Bias-Variance Tradeoffs in Single-Sample Binary Gradient Estimators
This work addresses the problem of gradient estimation for binary variables in machine learning, which is crucial for training models with discrete latent states, but it is incremental as it builds on existing estimators.
The paper analyzes bias-variance tradeoffs in single-sample binary gradient estimators, such as straight-through and its variants, used in models like variational autoencoders and stochastic binary networks, revealing theoretical insights and identifying serious issues in some methods.
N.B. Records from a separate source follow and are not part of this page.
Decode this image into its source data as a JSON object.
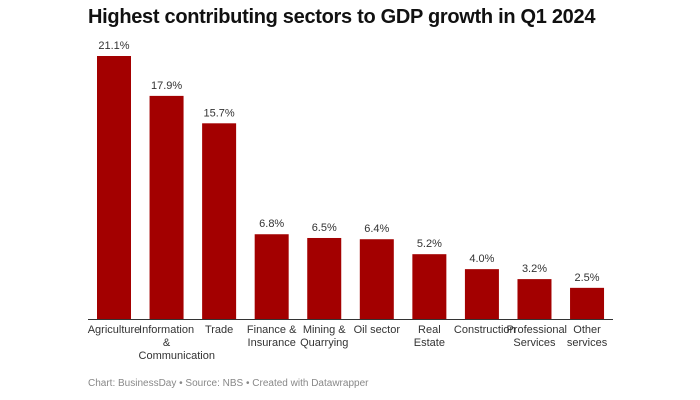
{
  "chart_data": {
    "type": "bar",
    "title": "Highest contributing sectors to GDP growth in Q1 2024",
    "categories": [
      "Agriculture",
      "Information & Communication",
      "Trade",
      "Finance & Insurance",
      "Mining & Quarrying",
      "Oil sector",
      "Real Estate",
      "Construction",
      "Professional Services",
      "Other services"
    ],
    "values": [
      21.1,
      17.9,
      15.7,
      6.8,
      6.5,
      6.4,
      5.2,
      4.0,
      3.2,
      2.5
    ],
    "value_labels": [
      "21.1%",
      "17.9%",
      "15.7%",
      "6.8%",
      "6.5%",
      "6.4%",
      "5.2%",
      "4.0%",
      "3.2%",
      "2.5%"
    ],
    "color": "#a30000",
    "footer": "Chart: BusinessDay • Source: NBS • Created with Datawrapper"
  }
}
Discrete and especially binary random variables occur in many machine learning models, notably in variational autoencoders with binary latent states and in stochastic binary networks. When learning such models, a key tool is an estimator of the gradient of the expected loss with respect to the probabilities of binary variables. The straight-through (ST) estimator gained popularity due to its simplicity and efficiency, in particular in deep networks where unbiased estimators are impractical. Several techniques were proposed to improve over ST while keeping the same low computational complexity: Gumbel-Softmax, ST-Gumbel-Softmax, BayesBiNN, FouST. We conduct a theoretical analysis of bias and variance of these methods in order to understand tradeoffs and verify the originally claimed properties. The presented theoretical results allow for better understanding of these methods and in some cases reveal serious issues.